A Rússia planeja recrutar 300 mil soldados para uma nova ofensiva para tomar a cidade ucraniana de Kharkiv, informou o meio de comunicação investigativo Vyorstka. relatado Sexta-feira, citando fontes do Kremlin, do Ministério da Defesa e de governos regionais.

“Faltam-nos 300.000 focinhos, é por isso que está tudo pronto para a ‘mobilização 2.0’”, disse uma fonte do Kremlin, citada pelo meio de comunicação.

“Kharkiv é o próximo no plano, com [the intention to] preservar a cidade. Isso só é possível em caso de cerco”, disse a fonte, alegando que Moscovo procura evitar transformar Kharkiv numa “segunda Mariupol” e mostrar que a Rússia “sabe como lutar de forma civilizada”.

Uma fonte anónima do Ministério da Defesa confirmou a meta de recrutamento de 300.000 pessoas para Vyorstka e sugeriu 25 de Março como uma data chave nos planos, sem dar mais detalhes.

O Presidente Vladimir Putin anunciou uma mobilização “parcial” de 300.000 reservistas em Setembro de 2022, vários meses depois de ordenar a invasão em grande escala da Ucrânia, o que levou milhares de russos a fugir do país e gerou alguns protestos.

Declarou o fim da campanha de recrutamento altamente impopular um mês depois, mas não formalizou a sua conclusão por escrito, o que significa que a Rússia ainda está legalmente num estado de mobilização.

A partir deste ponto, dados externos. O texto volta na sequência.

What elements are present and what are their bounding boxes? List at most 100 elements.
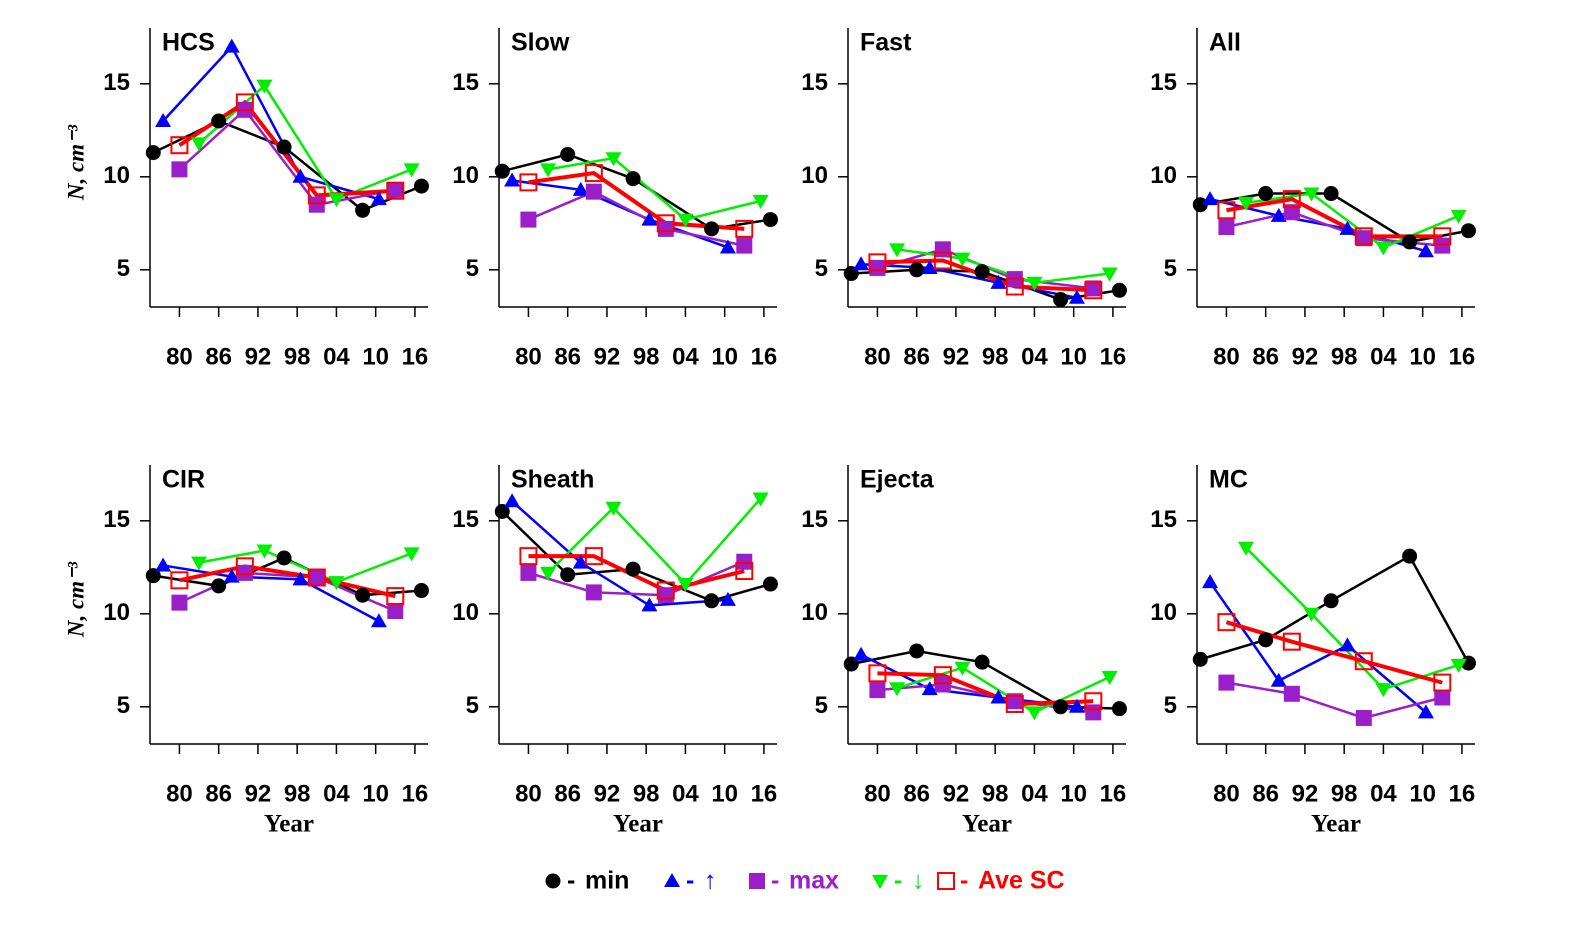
legend-marker	[749, 873, 765, 889]
marker	[170, 571, 189, 590]
marker	[1084, 281, 1103, 300]
legend-dash: -	[686, 867, 694, 895]
x-tick-label: 10	[1060, 780, 1087, 807]
legend-dash: -	[771, 867, 779, 895]
marker	[1323, 593, 1339, 609]
y-tick-label: 5	[1164, 692, 1177, 719]
marker	[1085, 704, 1102, 721]
x-tick-label: 16	[402, 343, 429, 370]
marker	[656, 214, 675, 233]
marker	[1218, 219, 1235, 236]
marker	[191, 556, 208, 571]
marker	[235, 557, 254, 576]
y-tick-label: 15	[1150, 69, 1177, 96]
x-tick-label: 16	[402, 780, 429, 807]
marker	[641, 597, 658, 612]
marker	[1111, 282, 1127, 298]
marker	[504, 493, 521, 508]
marker	[641, 211, 658, 226]
marker	[735, 562, 754, 581]
marker	[909, 262, 925, 278]
x-tick-label: 92	[943, 780, 970, 807]
x-tick-label: 80	[166, 780, 193, 807]
x-tick-label: 92	[943, 343, 970, 370]
marker	[1433, 227, 1452, 246]
x-tick-label: 80	[515, 343, 542, 370]
legend-dash: -	[567, 867, 575, 895]
y-tick-label: 15	[103, 69, 130, 96]
panel-title: Sheath	[511, 466, 594, 494]
x-tick-label: 86	[1252, 343, 1279, 370]
marker	[752, 492, 769, 507]
series-line	[179, 564, 396, 599]
marker	[1202, 574, 1219, 589]
marker	[1417, 243, 1434, 258]
marker	[1354, 227, 1373, 246]
marker	[954, 252, 971, 267]
panel-title: Ejecta	[860, 466, 935, 494]
legend-label: ↓	[912, 867, 925, 895]
marker	[657, 587, 674, 604]
marker	[211, 113, 227, 129]
panel-title: MC	[1209, 466, 1248, 494]
y-tick-label: 15	[801, 506, 828, 533]
x-tick-label: 10	[1060, 343, 1087, 370]
y-tick-label: 10	[452, 162, 479, 189]
x-tick-label: 16	[751, 780, 778, 807]
marker	[223, 568, 240, 583]
series-line	[198, 549, 413, 584]
x-tick-label: 10	[362, 780, 389, 807]
series-line	[511, 500, 729, 607]
marker	[494, 163, 510, 179]
marker	[752, 194, 769, 209]
x-tick-label: 04	[323, 780, 350, 807]
marker	[869, 259, 886, 276]
x-tick-label: 86	[205, 343, 232, 370]
panel-title: Slow	[511, 29, 570, 57]
marker	[540, 566, 557, 581]
marker	[1282, 632, 1301, 651]
marker	[1339, 637, 1356, 652]
marker	[736, 553, 753, 570]
marker	[235, 93, 254, 112]
marker	[1303, 607, 1320, 622]
marker	[1450, 209, 1467, 224]
marker	[145, 145, 161, 161]
x-tick-label: 04	[1021, 780, 1048, 807]
x-axis-label: Year	[613, 811, 663, 838]
marker	[974, 654, 990, 670]
x-tick-label: 80	[864, 780, 891, 807]
marker	[1192, 197, 1208, 213]
series-line	[861, 262, 1078, 299]
y-tick-label: 5	[815, 255, 828, 282]
marker	[355, 202, 371, 218]
x-tick-label: 10	[1409, 780, 1436, 807]
marker	[1068, 289, 1085, 304]
x-tick-label: 86	[554, 343, 581, 370]
marker	[762, 212, 778, 228]
x-tick-label: 16	[1100, 780, 1127, 807]
marker	[868, 253, 887, 272]
marker	[256, 79, 273, 94]
x-tick-label: 92	[245, 343, 272, 370]
series-line	[1199, 554, 1470, 664]
marker	[889, 682, 906, 697]
series-line	[162, 564, 380, 623]
x-tick-label: 10	[711, 343, 738, 370]
marker	[1238, 196, 1255, 211]
marker	[1417, 704, 1434, 719]
marker	[974, 264, 990, 280]
marker	[155, 557, 172, 572]
marker	[933, 666, 952, 685]
marker	[656, 581, 675, 600]
y-tick-label: 10	[1150, 599, 1177, 626]
x-tick-label: 86	[903, 780, 930, 807]
series-line	[1225, 620, 1443, 685]
marker	[155, 113, 172, 127]
legend-label: max	[789, 867, 839, 895]
y-axis-label: N, cm⁻³	[63, 124, 88, 201]
marker	[170, 136, 189, 155]
x-tick-label: 80	[166, 343, 193, 370]
x-tick-label: 86	[1252, 780, 1279, 807]
series-line	[178, 107, 396, 207]
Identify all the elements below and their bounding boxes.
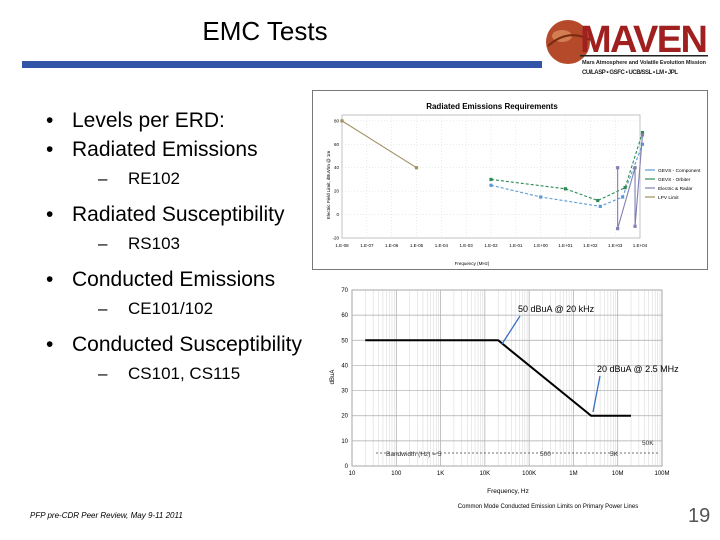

Este ano, como relata Vyorstka, as autoridades russas procurarão atingir o seu objectivo através de uma série de estratégias de recrutamento, sem declarar oficialmente um novo esforço de mobilização.

“Foi indiscriminado e duro da última vez, então agora as autoridades provavelmente tentarão uma mobilização suave e rasteira por meio de recrutas, estudantes militares, especialistas alistados para exercícios e assim por diante”, disse o cientista político Ilya Grashchenkov ao canal.

Os amplamente divulgados planos de recrutamento militar da Rússia seguem-se às eleições presidenciais de 15 e 17 de Março, nas quais Putin teria obtido mais de 87% dos votos, apesar de um campo de jogo político desigual e de relatos generalizados de fraude.

Mas mesmo uma margem de apoio tão elevada não dá ao Kremlin “carta branca” para lançar uma nova campanha de mobilização, disse Grashchenkov a Vyorstka, sugerindo que tal medida provocaria uma reacção negativa em toda a sociedade russa.

No seu discurso de vitória no domingo, Putin disse que estava a considerar a criação de uma “zona tampão” na região de Kharkiv para impedir o aumento dos ataques e incursões nas regiões fronteiriças da Rússia ocidental.

Kyiv bateu os comentários do líder russo como um sinal de que estava a tentar intensificar a guerra.